Pod koniec 2017 roku Ryszard Petru musiał niespodziewanie uznać wyższość Katarzyny Lubnauer, która pokonała go dziewięcioma głosami w wyborach na przewodniczącego Nowoczesnej. Twórca ugrupowania i jego dotychczasowy lider musiał więc przełknąć gorzką pigułkę, którą sprezentowali mu - jakby nie patrzeć - ludzie, których wprowadził do Sejmu.
Na linii Lubnauer-Petru po wyborach dochodziło do różnych złośliwości, jednak ta ujawniona przez "Wprost" pokazuje, że mała wojna podjazdowa przeniosła się też w kuluary i pomieszczenia partyjne. Petru miał być tak rozgoryczony porażką, że zdecydował o wyniesieniu mebli z siedziby partii.
- Petru zabrał z siedziby partii kanapy, krzesła, stół konferencyjny, biurko.

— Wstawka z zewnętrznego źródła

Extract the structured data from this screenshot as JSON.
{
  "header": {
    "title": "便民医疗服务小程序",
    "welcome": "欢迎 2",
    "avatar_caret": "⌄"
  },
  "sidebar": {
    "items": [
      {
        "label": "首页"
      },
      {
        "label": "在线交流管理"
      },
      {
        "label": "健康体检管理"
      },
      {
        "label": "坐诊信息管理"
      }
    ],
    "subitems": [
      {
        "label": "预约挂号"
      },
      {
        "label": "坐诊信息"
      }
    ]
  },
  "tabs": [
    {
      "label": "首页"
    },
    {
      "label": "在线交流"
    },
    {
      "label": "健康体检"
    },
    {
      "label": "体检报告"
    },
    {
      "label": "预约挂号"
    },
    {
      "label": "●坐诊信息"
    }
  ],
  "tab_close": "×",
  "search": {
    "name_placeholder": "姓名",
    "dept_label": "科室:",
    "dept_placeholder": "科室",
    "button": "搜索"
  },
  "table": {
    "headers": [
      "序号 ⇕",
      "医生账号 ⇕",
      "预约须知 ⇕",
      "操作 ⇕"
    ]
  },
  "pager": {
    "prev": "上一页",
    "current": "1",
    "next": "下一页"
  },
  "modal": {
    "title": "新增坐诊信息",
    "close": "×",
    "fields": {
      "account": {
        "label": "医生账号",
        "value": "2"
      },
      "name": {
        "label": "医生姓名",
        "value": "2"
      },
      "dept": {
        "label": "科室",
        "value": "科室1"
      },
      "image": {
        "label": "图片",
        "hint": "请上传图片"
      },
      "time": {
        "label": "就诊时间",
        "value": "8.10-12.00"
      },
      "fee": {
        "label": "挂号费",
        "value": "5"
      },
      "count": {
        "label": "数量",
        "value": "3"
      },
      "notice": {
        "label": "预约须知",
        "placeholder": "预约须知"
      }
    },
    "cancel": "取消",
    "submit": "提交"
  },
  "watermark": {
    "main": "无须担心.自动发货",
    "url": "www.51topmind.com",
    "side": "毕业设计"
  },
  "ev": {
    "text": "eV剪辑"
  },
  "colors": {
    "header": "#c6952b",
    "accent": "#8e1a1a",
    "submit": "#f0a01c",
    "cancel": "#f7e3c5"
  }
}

Wynosić rzeczy pomagał mu któryś z pracowników. Doszło do tego, że pracujące tam osoby musiały siedzieć na kartonach do czasu zakupu nowych mebli - mówił w rozmowie z "Wprost" jeden z posłów Nowoczesnej.
Poseł zaznaczył przy tym, że Petru miał prawo do takiego działania, ponieważ w miejscu, gdzie znajdowała się siedziba partii, mieściło się także biuro poselskie Petru, a meble należały do niego. Lokum, z którego wynoszono meble, znajduje się przy Nowym Świecie w Warszawie.